Sunday, December 6, 2009

Why climatologists need to start filing lawsuits.

UPDATE: I'd prefer not to link Watts (because he's a gish-galloper), but his site echoes the early version of Briffa's rebuttal which may be useful while the CRU servers are acting up. Note that there's nothing important there that could not have been inferred from his paper. "No cherry picking--we used X algorithm from Y reference."

Back in September, climate science gadfly/demagogue Steve McIntyre posted an extensive commentary on the 2000 paleoclimate paper of Keith Briffa, accusing him of cherry-picking Siberian tree ring data from the "Yamal" set. As readers of this 'blog are already well aware, there's no major scientific thesis of modern-day import (such as anthropogenic global warming) that hinges on paleoclimatology let alone on the rings of a handful of Siberian trees. Nevertheless (perhaps even predictably) McIntyre's commentary went "viral" in the right-wing blogosphere; within a few days the socially constructed truth of the Right was that:

  1. the Briffa reconstruction was "debunked",
  2. that this meant that the anthropogenic global warming thesis was based on a "MASSIVE lie",
  3. and that Briffa had engaged in professional misconduct to arrive at his result.


Briffa released a thorough reubuttal (use the Google cache if you have trouble with CRU's web server); the whole crew at RealClimate played "what if" and explored the dependency of "hockey stick" reconstructions--and Briffas paper--on the Yamal data. Neither misconduct nor a blunder turn out to have been made, McIntyre loses, Briffa wins, the story should end there, right?

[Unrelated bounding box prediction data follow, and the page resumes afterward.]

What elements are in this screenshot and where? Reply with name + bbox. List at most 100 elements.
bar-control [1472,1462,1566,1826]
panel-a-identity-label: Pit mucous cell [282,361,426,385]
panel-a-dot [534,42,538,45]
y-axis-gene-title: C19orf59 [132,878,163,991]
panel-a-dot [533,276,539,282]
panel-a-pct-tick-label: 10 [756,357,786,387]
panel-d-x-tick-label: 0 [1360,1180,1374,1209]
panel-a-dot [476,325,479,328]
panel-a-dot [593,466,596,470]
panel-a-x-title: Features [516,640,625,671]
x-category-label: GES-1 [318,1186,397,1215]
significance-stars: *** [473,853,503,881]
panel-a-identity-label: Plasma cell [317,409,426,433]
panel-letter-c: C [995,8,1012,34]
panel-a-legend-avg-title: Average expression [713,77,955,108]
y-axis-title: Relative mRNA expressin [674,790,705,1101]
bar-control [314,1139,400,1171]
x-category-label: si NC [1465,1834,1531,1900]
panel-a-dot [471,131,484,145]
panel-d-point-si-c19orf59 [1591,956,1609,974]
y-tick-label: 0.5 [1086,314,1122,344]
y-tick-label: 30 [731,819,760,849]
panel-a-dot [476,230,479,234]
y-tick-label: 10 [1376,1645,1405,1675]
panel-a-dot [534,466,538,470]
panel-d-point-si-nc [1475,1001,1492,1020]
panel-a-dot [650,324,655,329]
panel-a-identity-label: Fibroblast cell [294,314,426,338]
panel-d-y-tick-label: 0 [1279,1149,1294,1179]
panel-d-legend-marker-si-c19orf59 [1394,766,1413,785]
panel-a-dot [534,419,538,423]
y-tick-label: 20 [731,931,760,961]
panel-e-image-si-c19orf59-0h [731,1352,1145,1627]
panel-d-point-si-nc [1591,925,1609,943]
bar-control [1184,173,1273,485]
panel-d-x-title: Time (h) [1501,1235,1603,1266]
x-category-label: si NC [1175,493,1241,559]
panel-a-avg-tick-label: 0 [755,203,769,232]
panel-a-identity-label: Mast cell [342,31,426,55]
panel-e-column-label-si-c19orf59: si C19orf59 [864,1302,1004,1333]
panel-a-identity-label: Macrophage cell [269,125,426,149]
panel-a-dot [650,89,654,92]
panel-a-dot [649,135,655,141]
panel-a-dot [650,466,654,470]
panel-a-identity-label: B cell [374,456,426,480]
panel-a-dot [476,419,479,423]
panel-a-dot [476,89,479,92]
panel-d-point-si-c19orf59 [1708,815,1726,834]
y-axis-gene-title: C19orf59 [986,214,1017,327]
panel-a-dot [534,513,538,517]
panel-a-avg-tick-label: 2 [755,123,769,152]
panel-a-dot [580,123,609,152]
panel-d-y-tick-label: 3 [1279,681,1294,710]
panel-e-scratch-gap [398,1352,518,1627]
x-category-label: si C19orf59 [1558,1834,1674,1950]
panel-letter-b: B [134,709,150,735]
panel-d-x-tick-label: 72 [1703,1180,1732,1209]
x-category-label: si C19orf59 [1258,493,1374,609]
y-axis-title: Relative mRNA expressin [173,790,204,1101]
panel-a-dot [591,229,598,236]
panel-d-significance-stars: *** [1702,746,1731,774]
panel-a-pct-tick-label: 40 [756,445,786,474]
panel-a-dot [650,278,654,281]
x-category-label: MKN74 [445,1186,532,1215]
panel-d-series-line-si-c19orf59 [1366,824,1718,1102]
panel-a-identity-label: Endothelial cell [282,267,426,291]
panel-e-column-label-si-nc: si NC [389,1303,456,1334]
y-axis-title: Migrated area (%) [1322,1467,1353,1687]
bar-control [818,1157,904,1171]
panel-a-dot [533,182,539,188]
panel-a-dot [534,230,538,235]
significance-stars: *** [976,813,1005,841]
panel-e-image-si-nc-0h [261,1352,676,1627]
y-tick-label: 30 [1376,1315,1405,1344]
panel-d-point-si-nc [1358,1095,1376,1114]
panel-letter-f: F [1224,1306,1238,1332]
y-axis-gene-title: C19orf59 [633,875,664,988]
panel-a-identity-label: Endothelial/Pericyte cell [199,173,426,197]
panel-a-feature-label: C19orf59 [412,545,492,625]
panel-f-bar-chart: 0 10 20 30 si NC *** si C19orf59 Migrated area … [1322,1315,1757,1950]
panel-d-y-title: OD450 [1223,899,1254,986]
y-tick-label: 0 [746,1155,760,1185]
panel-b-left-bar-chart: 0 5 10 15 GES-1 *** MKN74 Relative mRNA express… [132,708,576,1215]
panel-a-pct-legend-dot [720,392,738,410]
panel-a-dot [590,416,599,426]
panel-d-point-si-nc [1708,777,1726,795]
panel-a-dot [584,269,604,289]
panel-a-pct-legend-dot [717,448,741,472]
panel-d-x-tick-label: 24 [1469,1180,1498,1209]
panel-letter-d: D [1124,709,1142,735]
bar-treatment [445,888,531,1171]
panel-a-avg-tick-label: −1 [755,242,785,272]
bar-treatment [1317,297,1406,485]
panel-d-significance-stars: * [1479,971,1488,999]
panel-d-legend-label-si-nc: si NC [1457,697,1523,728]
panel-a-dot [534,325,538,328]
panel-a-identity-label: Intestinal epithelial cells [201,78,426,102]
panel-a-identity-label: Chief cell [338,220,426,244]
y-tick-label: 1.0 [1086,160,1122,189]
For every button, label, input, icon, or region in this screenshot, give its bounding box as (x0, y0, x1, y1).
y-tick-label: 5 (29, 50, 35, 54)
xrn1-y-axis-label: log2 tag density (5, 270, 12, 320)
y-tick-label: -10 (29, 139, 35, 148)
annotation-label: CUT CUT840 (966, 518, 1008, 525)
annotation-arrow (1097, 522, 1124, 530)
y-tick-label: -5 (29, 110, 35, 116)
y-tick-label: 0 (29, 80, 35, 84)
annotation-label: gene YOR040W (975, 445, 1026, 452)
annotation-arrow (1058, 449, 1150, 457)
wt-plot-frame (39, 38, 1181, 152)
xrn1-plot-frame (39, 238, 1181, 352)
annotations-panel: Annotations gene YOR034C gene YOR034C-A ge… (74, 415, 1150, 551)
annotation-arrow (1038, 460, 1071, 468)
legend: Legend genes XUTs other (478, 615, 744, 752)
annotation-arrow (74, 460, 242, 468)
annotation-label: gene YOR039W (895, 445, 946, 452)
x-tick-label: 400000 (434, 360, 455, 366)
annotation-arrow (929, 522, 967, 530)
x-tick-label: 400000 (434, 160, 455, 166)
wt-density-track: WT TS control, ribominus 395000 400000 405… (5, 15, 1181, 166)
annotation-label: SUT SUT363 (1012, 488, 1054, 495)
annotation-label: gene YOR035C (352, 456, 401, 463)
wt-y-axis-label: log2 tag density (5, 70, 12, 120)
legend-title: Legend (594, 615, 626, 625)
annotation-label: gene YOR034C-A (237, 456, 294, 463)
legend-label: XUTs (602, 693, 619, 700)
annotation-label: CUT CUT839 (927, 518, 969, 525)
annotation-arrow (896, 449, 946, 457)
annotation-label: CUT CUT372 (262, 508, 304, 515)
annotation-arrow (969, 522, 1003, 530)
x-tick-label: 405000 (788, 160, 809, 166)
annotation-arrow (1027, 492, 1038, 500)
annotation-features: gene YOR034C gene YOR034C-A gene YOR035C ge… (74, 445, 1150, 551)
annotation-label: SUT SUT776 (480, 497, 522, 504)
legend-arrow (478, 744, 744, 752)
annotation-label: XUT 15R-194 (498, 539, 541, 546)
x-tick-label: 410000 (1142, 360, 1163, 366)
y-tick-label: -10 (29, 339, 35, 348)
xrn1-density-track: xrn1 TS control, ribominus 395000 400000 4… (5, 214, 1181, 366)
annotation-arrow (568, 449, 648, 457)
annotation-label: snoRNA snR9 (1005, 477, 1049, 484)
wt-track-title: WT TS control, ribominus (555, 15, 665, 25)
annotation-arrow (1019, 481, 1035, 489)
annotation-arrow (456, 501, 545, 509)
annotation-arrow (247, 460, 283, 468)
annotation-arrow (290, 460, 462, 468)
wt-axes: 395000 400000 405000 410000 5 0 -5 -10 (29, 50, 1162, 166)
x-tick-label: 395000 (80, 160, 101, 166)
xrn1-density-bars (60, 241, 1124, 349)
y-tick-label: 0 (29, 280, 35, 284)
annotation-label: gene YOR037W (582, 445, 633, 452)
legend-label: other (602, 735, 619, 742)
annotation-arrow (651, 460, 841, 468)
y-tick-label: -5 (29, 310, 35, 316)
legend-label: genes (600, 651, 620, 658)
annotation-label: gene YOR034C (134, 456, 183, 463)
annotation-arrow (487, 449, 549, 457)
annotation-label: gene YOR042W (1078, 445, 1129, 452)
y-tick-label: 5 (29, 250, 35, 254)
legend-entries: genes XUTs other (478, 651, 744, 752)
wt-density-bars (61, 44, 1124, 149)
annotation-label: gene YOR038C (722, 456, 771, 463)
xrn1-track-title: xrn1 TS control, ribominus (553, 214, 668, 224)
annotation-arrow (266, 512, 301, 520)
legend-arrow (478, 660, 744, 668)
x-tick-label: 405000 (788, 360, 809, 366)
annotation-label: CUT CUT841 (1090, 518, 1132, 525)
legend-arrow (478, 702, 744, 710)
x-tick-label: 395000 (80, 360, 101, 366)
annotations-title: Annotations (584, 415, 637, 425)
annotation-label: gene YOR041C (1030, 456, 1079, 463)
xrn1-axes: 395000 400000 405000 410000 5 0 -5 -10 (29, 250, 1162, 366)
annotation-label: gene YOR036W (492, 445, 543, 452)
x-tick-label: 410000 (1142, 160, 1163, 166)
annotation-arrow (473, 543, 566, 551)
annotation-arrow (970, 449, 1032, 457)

Of course not. Among climate denialists, no argument ever dies, because nobody--not even academic law professors--has the integrity to do intellectual due diligence, to verify a claim before passing it on. Thus yesterday Jim Lindgren of the Volokh Conspiracy gets to call Briffa "ethically challenged" and accuse him of the same professional misconduct that McIntyre's fans were accusing him of a few months ago, by a cut-and paste "Debunking [of] Briffa’s Version of the Hockey Sticks".

Again, none of it sticks, and one gets the feeling that Lindgren doesn't have the intellectual wherewithal to determine whether or not any of it sticks in so technical a field (and who is Lindgren to declare that CRU are now outside the community of scientists?), but the accusations are made anyway, namely that Briffa is cherry-picking and that the data analyzed in his paper were from "datasets, researchers, and locations that he did not disclose"--that is to say that he lied in his paper about what data he was analyzing. Pretty serious accusations to be making so lightly!

Maybe Lindgren stopped just short of libel and maybe he didn't--one would think he knows better than to cross the line--but it's clear that this is, unlike most disputes in science, not a dispute between gentlemen. Accusations of professional incompetence and misconduct, conspiracy theories in essence, are not what scientists toss back and forth at each other in pursuit of the truth. My thought are the following: Lawyers (like Lindgren) file libel suits over lesser matters. Climatologists are accused of professional misconduct or worse (think "hoax") over and over again, by prominent people like Lindgren, McIntyre, and other such right-wing commentators daily, to the point where it appears to be akin to the Marxist Propaganda of the Deed, a shaming, a "counting coup", an unfair tactic that has people believing that the accusations "must be true" because they are unanswered. The everyday punching bags--Briffa, Hughes, Jones, Mann, just to name a few--need to start identifying the easy targets, who are local and whose remarks are most clearly tortious, and start making them hurt. Reasonable people, gentlemen, would be stopped in echoing these libels by the rebuttals if not by their factual inaccuracy. The denialists aren't reasonable or decent people and they need to be dealt with in terms the unreasonable and indecent understand. Joe Schmoe made that accusation and settled out of court for X dollars" might stop the denialists from repeating their wildest personal attacks when mere rebuttals don't.